En ma qualité de Rapporteuse spéciale, j'exhorte et recommande aux États d'approuver et de mettre en œuvre les Principes Méndez. Agir ainsi présente deux avantages importants pour les États. Nous devons comprendre, et je pense que de nombreux États le font, que les techniques d'enquête coercitives non seulement violent les droits et libertés d'une personne, mais qu'elles sont souvent totalement inefficaces et ne produisent pas le type de résultats qui garantissent une responsabilité et une transparence effectives pour les crimes graves.

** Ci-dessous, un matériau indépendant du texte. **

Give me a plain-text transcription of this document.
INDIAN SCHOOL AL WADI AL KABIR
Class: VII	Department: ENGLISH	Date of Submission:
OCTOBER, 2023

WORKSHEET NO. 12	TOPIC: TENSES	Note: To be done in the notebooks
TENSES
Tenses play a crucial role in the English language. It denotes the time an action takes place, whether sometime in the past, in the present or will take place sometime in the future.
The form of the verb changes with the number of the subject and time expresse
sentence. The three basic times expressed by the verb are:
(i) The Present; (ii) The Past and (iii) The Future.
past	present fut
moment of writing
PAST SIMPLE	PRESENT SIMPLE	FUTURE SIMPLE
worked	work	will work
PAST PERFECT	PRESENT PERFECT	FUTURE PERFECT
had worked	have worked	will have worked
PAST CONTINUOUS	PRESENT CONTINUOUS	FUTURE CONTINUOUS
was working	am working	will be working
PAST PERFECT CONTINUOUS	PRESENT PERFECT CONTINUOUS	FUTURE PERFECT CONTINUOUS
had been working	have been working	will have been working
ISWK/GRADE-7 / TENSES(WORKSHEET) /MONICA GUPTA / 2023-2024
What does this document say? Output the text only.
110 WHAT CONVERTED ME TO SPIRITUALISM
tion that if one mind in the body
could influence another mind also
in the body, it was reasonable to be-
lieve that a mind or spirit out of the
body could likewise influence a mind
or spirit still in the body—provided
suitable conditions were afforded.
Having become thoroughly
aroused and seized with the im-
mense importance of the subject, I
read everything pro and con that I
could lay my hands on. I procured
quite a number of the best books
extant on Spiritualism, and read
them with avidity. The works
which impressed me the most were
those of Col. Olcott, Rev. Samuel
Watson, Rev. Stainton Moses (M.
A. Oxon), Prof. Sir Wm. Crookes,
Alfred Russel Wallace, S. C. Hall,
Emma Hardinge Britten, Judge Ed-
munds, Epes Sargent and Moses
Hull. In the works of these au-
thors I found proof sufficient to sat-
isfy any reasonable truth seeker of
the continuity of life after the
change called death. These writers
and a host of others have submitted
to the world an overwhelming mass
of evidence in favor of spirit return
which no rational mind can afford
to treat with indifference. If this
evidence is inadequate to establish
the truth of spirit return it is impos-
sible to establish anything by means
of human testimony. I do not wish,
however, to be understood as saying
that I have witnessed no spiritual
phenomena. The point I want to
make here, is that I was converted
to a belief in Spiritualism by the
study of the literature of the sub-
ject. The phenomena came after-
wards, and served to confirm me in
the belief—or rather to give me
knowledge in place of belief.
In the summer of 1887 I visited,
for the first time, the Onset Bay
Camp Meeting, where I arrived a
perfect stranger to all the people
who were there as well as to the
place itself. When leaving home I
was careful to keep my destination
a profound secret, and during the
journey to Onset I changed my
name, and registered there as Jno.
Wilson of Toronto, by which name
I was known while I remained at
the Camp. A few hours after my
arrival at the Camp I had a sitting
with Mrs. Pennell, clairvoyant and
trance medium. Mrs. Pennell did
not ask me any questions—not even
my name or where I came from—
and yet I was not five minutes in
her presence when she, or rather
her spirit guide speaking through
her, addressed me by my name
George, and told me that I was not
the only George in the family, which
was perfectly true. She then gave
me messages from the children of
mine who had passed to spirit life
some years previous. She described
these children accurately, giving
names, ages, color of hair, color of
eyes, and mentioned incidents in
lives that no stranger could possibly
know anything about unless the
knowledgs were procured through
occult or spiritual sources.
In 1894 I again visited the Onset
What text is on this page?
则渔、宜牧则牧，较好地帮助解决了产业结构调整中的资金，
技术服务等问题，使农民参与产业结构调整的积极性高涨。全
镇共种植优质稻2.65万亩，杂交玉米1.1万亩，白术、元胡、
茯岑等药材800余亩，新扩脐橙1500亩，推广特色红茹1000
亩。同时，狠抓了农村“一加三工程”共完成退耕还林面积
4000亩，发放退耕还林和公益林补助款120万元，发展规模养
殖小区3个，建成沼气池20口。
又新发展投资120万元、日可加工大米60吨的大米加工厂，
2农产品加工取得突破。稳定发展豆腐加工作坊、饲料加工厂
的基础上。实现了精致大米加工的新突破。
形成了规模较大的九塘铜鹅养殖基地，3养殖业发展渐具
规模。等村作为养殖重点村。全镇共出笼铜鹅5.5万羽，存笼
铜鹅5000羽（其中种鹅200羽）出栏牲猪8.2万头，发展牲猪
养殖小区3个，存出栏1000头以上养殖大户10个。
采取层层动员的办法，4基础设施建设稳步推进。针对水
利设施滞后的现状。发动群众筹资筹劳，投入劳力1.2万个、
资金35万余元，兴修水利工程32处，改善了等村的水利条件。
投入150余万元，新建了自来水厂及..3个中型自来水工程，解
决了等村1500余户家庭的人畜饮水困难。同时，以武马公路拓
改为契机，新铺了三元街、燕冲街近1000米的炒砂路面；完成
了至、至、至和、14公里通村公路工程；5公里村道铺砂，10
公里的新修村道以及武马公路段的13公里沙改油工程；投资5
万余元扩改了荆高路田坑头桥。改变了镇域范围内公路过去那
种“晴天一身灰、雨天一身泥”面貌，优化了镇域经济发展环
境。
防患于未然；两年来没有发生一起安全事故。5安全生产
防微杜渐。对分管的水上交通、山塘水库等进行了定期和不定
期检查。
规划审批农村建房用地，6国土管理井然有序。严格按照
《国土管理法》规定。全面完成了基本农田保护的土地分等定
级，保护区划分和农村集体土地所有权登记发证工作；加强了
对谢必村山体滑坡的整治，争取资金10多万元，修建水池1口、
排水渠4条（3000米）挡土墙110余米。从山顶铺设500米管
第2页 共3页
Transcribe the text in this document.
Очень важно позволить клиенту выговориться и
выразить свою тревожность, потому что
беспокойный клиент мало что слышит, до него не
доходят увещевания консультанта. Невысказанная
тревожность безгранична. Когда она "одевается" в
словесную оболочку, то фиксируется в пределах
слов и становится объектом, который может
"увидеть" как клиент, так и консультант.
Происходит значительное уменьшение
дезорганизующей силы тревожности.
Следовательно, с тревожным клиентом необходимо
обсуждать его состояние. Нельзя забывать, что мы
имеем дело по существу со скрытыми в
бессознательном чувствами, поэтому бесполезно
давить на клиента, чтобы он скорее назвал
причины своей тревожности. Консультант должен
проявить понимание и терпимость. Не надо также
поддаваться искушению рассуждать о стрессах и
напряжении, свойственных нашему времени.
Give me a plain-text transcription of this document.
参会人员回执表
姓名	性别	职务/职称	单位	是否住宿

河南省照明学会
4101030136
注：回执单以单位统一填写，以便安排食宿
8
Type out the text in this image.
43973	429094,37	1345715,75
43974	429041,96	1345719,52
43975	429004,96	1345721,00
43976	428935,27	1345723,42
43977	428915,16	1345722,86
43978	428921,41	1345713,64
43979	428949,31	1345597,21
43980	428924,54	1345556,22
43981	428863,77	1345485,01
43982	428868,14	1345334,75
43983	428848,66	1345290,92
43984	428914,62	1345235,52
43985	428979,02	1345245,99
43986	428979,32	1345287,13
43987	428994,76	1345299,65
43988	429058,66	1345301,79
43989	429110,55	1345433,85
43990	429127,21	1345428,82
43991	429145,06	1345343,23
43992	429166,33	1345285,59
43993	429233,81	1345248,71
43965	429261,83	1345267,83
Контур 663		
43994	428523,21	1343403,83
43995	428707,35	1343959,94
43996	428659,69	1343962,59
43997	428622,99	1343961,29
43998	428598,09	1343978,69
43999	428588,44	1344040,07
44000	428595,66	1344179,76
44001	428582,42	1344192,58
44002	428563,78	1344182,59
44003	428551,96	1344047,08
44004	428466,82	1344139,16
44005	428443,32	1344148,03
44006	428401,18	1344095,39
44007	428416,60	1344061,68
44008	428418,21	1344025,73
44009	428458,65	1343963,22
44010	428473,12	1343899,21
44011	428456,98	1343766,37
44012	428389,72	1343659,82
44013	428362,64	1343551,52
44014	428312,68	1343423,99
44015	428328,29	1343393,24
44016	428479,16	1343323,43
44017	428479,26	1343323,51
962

Comme le préconisent les Principes Méndez, en abandonnant les techniques d'accusation, de manipulation et d'aveu au profit de techniques d'enquête fondées sur des modèles d'entretien à la fois scientifiques et progressistes, les États seront non seulement les garants de l'application des droits de l'homme, conformément à leurs obligations en matière de droit international, mais ils s'engageront également dans des pratiques efficaces qui répondent directement aux besoins de sûreté et de sécurité de leurs populations dans leur ensemble.

Fionnuala Ní Aoláin est la Rapporteuse spéciale des Nations unies sur la promotion et la protection des droits de l'homme et des libertés fondamentales dans la lutte contre le terrorisme.